For three reasons: 1) Need for an open-source, cloud-optimized pipeline. When Optimus was developed, Cell Ranger software was not yet open source, nor was it optimized for the cloud. To date, the Cell Ranger open-source code is still not regularly updated with Cell Ranger releases. In consequence, using the latest Cell Ranger (which is not open source yet) limits our ability to harness the breadth of tools available in the scientific community.
2) Flexibility to process data similar, but not identical, to 10x. We wanted the ability to evolve our pipeline to process non-10x data types that might use similar features such as combinatorial indexing.
3) Addition of metrics. We wanted the pipeline to calculate key metrics that would be useful to the scientific community, such as emptyDrops calculations, mitochondrial read metrics, etc.
Reference differences between Optimus and Cell Ranger
Unlike Cell Ranger references, Optimus references are downloaded directly from GENCODE and not modified to remove pseudogenes and small RNAs. Learn more about Cell Ranger references on the 10x website.
In the case of multi-mapped pseudogenes, Optimus and Cell Ranger will produce different results. Optimus does not count multi-mapped reads in the final count matrix, whereas Cell Ranger will keep potential multi-mapped reads because it does not identify the pseudogene reads.

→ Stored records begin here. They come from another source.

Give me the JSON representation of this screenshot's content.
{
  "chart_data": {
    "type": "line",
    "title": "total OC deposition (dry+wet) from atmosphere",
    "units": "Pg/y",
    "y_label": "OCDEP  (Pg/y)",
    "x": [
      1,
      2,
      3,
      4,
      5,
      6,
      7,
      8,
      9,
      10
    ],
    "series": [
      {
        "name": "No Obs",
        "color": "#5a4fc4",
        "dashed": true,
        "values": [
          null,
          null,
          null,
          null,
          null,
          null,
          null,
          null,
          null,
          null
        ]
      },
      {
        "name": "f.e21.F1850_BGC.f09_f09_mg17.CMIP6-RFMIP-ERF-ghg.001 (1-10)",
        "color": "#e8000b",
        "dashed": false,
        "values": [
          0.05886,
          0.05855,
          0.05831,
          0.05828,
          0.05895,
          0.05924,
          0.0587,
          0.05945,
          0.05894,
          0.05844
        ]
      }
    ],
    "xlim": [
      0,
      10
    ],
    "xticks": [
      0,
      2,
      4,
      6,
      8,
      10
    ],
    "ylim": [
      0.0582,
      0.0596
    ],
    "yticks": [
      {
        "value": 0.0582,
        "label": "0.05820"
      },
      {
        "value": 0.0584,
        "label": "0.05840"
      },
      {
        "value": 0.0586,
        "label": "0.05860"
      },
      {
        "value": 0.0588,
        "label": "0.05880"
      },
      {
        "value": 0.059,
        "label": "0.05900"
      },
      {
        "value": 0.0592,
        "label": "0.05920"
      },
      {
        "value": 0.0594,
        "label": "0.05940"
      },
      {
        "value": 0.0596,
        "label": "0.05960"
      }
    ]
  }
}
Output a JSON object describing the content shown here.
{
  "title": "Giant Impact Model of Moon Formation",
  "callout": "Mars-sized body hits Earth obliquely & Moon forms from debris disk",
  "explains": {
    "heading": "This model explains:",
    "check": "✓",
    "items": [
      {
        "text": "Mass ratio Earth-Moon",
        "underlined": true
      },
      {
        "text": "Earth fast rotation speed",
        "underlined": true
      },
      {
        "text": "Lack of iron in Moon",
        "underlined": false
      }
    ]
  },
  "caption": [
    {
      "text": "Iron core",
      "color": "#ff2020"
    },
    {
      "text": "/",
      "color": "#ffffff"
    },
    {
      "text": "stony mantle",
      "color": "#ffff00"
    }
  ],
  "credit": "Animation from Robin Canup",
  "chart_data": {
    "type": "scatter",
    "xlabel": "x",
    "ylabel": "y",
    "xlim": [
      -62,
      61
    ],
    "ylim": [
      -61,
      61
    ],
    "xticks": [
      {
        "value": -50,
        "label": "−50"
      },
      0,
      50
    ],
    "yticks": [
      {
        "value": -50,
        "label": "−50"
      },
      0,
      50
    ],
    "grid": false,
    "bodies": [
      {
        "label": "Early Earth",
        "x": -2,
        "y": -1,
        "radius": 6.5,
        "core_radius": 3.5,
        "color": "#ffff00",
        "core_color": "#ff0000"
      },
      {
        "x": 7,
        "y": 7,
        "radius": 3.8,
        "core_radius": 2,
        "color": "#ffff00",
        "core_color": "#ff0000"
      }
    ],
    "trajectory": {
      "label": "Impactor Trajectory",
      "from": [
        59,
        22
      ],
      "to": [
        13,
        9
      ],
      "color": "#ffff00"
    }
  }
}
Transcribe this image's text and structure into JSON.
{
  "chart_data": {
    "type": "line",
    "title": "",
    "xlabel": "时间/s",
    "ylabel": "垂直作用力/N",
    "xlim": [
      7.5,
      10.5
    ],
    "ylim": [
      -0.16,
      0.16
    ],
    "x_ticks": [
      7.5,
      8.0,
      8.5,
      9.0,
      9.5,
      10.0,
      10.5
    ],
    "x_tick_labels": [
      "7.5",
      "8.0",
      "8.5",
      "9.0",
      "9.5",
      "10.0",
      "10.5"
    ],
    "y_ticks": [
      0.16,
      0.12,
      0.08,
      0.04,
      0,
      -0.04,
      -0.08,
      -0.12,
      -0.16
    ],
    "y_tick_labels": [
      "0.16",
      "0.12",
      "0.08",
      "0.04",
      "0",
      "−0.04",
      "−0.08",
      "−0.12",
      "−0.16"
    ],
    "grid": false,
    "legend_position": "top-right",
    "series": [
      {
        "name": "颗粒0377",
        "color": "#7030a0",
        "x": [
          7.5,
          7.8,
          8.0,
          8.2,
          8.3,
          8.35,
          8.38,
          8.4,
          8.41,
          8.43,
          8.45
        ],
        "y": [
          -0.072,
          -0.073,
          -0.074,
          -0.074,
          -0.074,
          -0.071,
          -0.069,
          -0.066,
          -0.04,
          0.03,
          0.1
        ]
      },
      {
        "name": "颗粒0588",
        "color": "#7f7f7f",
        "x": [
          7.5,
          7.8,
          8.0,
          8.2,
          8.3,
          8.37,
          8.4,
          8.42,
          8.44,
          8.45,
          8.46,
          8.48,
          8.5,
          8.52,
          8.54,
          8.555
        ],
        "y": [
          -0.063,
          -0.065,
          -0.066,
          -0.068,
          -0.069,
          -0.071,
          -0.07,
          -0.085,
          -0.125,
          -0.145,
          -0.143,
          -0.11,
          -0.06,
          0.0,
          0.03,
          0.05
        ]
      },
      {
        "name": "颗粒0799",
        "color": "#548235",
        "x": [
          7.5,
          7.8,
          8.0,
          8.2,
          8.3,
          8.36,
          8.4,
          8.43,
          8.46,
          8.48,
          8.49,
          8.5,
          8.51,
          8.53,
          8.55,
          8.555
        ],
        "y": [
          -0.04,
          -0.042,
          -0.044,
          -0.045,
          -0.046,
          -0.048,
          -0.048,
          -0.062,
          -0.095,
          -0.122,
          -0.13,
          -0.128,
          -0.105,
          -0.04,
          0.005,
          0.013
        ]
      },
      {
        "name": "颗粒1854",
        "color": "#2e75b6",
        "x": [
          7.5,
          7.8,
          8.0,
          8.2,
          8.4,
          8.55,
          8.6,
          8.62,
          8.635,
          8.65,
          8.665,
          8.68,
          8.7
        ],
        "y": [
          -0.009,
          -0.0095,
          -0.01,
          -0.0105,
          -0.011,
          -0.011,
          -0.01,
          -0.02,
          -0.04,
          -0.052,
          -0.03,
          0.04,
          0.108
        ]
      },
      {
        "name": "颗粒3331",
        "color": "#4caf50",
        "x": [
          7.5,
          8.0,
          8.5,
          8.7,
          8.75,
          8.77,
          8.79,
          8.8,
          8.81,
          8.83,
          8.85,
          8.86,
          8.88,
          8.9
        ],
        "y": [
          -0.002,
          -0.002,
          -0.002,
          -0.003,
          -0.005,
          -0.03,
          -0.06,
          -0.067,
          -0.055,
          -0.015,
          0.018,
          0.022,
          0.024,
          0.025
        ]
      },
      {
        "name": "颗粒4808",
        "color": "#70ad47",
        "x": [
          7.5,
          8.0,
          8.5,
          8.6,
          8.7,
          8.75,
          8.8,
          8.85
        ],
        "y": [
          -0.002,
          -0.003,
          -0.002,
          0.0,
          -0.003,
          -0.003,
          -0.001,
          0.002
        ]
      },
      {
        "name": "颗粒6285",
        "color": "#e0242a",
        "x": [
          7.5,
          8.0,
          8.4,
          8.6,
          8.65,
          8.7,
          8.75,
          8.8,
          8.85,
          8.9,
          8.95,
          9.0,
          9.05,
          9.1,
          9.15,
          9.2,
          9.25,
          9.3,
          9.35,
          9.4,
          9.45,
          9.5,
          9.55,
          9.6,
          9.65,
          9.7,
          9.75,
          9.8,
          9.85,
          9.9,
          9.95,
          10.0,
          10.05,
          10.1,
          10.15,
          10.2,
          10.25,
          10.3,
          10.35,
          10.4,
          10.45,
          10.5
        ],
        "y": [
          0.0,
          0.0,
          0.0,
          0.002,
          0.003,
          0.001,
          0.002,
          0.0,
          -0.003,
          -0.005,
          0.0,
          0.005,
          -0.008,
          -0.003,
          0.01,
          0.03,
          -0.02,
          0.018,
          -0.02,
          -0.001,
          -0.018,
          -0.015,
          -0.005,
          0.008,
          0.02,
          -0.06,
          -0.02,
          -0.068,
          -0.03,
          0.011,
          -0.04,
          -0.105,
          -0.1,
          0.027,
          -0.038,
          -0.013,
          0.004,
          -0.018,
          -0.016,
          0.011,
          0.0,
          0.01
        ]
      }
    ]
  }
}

Overall, the estimated cells produced by Optimus and Cell Ranger should only slightly vary. However, if you are using Optimus in the Multiome pipeline and trying to compare estimated cells to Cell Ranger ARC, you might find that ARC calls fewer cells. This is because ARC sets a threshold that both the ATAC and gene expression cells must pass, whereas Optimus is only setting a threshold for the gene expression side of the pipeline.
Library-level metrics provide a summary of the sequencing library's quality and performance across all cells, as opposed to per-cell metrics. These metrics offer insights into the overall efficiency, coverage, and quality of the sequencing data produced.
Library-level metrics in Optimus are calculated using a combination of STARsolo metrics and custom metrics as defined in the library metrics table linked in the actual documentation for gene expression data. These metrics assess key aspects like total reads, sequencing depth, and overall complexity of the library, offering a higher-level view of the data's quality.